Quelles sont jusqu'ici vos plus grandes fiertés et réussites ?

Une de mes grandes fiertés est d’avoir obtenu une bourse doctorale de la Fondation Médéric Alzheimer pour mon projet de thèse. La Fondation ouvre tous les ans un appel à candidature pour des bourses doctorales, et je suis très heureuse d’avoir été sélectionnée en 2017 aux côtés de 3 autres doctorants. Remporter cette bourse a été pour moi très important car c’est valorisant de voir que mon travail intéresse, d’autant plus un organisme spécialiste des questions que je traite. J’ai pu terminer mon terrain au Canada où j’ai réalisé des observations et des entretiens au sein de la structure Carpe Diem[4] en juillet 2019 et j’ai poursuivi la rédaction de ma thèse malgré la Covid-19. Je suis plutôt contente d’avoir mené le projet à son terme.

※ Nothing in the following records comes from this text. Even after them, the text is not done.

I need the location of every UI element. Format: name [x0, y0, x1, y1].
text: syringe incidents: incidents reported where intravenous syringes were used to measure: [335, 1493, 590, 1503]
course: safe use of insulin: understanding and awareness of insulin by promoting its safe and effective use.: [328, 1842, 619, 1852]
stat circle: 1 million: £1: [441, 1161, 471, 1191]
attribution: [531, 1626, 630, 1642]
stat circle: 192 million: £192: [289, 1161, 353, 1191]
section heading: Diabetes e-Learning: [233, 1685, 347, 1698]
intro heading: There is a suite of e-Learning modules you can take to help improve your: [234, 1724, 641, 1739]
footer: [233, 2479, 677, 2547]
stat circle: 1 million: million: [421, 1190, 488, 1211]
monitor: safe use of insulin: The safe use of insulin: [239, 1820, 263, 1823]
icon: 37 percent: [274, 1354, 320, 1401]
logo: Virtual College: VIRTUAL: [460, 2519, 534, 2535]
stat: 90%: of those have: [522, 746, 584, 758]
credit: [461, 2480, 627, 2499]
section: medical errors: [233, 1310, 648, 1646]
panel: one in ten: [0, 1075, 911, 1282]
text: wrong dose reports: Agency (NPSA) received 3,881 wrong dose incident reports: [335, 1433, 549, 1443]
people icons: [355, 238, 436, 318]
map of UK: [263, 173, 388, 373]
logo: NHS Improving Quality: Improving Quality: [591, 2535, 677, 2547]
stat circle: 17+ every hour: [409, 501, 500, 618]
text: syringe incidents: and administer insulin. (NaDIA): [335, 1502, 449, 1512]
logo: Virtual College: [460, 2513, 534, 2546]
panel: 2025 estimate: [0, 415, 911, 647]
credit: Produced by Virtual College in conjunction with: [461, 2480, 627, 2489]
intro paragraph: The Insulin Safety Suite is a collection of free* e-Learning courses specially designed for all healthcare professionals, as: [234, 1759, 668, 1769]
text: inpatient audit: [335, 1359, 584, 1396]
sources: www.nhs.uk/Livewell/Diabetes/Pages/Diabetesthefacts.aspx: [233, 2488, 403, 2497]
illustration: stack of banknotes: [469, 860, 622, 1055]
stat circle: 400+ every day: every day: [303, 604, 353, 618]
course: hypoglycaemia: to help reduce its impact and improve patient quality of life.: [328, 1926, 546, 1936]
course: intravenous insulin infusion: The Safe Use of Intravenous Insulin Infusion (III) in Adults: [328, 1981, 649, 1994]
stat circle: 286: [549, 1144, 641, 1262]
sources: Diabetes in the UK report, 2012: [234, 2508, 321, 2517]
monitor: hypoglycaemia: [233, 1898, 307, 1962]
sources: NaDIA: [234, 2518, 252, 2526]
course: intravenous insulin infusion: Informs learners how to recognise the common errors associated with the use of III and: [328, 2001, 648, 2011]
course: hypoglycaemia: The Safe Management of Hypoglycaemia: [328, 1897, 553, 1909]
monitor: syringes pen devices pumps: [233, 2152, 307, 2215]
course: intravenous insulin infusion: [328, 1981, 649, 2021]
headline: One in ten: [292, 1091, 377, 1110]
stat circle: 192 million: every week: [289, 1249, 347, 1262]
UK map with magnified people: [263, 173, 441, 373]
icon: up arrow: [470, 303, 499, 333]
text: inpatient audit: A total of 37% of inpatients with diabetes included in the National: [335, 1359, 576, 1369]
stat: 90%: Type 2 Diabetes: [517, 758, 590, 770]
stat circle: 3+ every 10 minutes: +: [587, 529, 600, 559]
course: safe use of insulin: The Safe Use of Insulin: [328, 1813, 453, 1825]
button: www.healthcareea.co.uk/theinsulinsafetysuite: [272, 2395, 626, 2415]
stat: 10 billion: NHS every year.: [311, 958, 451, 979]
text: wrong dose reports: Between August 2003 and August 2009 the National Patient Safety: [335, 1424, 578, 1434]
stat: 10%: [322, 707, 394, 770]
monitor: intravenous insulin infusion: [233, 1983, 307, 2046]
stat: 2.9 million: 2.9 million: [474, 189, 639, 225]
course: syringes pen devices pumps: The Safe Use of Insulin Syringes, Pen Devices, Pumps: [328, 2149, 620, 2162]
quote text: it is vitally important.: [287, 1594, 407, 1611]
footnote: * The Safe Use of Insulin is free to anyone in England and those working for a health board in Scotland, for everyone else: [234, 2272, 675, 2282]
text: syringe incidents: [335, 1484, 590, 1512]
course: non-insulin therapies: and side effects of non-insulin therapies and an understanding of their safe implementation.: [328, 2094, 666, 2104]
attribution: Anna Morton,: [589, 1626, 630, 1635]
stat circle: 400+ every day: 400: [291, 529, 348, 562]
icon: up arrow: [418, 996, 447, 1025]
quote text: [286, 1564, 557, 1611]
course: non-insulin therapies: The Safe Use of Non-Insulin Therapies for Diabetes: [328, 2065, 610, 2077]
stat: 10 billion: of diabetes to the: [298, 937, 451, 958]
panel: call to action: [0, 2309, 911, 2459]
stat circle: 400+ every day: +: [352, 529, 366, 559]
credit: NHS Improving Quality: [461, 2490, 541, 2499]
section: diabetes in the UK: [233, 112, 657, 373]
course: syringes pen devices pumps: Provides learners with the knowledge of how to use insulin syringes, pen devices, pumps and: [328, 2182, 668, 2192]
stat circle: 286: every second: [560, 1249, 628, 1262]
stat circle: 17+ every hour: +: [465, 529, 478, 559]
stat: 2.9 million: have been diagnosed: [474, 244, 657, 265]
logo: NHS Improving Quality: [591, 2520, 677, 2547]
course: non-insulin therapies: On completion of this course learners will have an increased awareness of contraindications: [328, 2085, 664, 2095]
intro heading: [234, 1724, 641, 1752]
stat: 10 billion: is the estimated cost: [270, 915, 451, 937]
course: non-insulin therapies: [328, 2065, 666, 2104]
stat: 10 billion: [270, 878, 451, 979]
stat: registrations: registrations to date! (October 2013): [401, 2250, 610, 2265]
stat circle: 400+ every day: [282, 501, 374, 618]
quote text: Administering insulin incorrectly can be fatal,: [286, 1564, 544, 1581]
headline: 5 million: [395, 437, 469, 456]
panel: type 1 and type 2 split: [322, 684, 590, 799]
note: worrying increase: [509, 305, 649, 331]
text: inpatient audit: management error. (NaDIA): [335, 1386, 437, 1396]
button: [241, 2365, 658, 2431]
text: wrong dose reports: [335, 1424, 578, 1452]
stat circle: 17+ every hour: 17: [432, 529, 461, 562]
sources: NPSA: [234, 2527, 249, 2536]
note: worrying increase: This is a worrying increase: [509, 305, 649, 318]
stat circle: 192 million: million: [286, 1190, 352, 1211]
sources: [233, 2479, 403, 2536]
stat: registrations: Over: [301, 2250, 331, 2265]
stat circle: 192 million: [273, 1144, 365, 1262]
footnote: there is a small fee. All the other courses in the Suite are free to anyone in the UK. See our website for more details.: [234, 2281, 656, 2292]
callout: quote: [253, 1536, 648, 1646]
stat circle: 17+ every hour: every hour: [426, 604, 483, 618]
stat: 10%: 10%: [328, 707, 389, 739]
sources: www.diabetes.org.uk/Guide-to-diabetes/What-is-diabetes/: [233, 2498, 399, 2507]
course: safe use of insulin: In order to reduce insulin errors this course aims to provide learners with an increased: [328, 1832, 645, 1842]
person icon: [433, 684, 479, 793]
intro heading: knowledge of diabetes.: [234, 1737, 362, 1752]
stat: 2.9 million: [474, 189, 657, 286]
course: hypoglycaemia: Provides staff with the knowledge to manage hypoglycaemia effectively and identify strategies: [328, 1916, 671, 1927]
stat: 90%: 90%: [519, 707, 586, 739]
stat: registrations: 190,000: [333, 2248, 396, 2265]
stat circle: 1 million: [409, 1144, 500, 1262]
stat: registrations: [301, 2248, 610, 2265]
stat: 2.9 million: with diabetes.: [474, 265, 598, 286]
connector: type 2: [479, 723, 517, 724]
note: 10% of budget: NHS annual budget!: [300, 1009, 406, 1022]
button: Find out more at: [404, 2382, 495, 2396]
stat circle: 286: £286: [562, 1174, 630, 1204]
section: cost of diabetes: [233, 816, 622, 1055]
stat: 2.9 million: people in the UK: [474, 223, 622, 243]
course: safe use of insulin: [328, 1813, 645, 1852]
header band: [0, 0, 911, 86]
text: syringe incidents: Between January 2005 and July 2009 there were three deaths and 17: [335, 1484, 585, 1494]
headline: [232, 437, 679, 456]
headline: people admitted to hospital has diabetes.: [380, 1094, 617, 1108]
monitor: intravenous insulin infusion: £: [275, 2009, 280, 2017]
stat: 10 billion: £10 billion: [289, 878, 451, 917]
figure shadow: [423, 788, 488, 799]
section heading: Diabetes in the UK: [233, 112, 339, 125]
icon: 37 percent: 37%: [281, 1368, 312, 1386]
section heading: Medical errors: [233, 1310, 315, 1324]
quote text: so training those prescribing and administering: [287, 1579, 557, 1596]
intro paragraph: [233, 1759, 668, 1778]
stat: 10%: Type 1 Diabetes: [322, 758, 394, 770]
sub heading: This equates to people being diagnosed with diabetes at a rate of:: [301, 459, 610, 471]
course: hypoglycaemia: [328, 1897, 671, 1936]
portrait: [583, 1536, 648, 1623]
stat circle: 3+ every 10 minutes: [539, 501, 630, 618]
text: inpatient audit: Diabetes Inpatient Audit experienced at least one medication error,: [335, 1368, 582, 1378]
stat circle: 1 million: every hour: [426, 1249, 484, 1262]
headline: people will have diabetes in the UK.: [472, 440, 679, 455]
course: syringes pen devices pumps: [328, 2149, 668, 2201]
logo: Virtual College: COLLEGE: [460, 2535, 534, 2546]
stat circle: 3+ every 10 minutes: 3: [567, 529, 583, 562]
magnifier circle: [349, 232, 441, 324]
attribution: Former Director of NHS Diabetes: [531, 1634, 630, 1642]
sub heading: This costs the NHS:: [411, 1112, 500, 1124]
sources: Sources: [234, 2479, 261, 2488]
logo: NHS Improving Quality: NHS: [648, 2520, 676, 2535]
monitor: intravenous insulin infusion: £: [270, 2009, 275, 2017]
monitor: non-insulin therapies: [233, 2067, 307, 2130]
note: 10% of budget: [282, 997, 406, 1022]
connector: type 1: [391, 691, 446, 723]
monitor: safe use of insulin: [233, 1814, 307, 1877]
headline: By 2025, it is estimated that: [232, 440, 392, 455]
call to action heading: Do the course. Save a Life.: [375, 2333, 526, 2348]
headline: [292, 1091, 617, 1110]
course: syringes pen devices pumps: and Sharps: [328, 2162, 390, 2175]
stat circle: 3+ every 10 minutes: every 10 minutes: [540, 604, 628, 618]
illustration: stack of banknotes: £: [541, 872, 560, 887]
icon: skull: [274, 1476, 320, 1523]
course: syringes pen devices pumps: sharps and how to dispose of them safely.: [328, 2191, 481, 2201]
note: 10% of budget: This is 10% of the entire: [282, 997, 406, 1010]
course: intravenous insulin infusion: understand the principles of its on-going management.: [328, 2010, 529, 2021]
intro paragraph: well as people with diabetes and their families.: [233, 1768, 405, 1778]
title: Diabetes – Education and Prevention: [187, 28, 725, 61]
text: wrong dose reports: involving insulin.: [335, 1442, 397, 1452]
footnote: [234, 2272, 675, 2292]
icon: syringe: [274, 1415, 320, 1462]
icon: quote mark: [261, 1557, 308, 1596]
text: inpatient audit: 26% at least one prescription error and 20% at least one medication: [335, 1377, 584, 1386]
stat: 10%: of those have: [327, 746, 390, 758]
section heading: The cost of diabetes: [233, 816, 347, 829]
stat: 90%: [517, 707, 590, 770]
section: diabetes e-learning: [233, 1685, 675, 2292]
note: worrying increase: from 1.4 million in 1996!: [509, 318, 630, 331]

Ces quatre années ont été assez intenses et ma soutenance a été la concrétisation d’un travail personnel et d’un travail d’équipe avec le projet de recherche sur l’habitat et le vieillissement.

Quels sont vos projets pour l’avenir ?

Pour l’instant, je vais me lancer dans la valorisation de mes travaux de thèse, en particulier à travers la publication d’articles et à des communications dans des colloques. J'aimerai trouver un poste d’enseignant-chercheur. J’ai la chance d’enseigner à l’ensapBx depuis le début de ma thèse (notamment en sociologie et en médiation architecturale), et je souhaiterais idéalement continuer dans cette voie, tout en poursuivant mes travaux de recherche. Aussi, je tiens à maintenir des collaborations étroites avec le laboratoire PAVE.

Que représente pour vous le Forum urbain ? Que vous apporte-t-il en tant que doctorante ?

Grâce au Forum urbain, dès le début de ma thèse, j’ai eu la chance de réaliser une mission dans le cadre du colloque "Longue vie à Bordeaux Métropole" qui portait sur mon sujet de recherche et m’a permis de collaborer avec des acteurs locaux. Je trouve toujours cela intéressant de rencontrer des acteurs politiques et professionnels avec qui on partage des questionnements. On a aussi beaucoup collaboré dans le cadre du projet de recherche partenariale sur l’habitat et le vieillissement, notamment autour de l’organisation de séminaires qui sont venus alimenter la recherche auprès des élus et des acteurs locaux qui s’intéressent à ces questions et que le Forum urbain a réussi à identifier et relier à nos travaux. Le Forum urbain permet à son réseau d’universitaires d’apparaitre non seulement comme des chercheurs, mais surtout comme des ressources pour aider à la prise de décision urbaine. En ce sens, le lien avec les acteurs du territoire qu’offre le Forum est pour moi essentiel. 

Quelles sont les lectures qui vous ont particulièrement marquée cette année, en dehors des ouvrages scientifiques ?

Le livre de Léa Salamé, « Femmes puissantes », qui retranscrit des interviews de plusieurs personnalités issues de différents domaines interrogées sur la légitimité des femmes à exercer le pouvoir et la possibilité à se reconnaitre comme puissantes. Ce livre permet de découvrir des figures et des histoires intéressantes dont on n'a pas forcément connaissance dans leur biographie.


[1] Professeur des Universités à l’Université de Bordeaux et gériatre à l’hôpital Xavier Arnozan.
[2] Etablissements d'hébergement pour personnes âgées dépendantes.
[3]Centre de Formation au travail sanitaire et social.
[4] Située aux Trois Rivières, entre Québec et Montréal.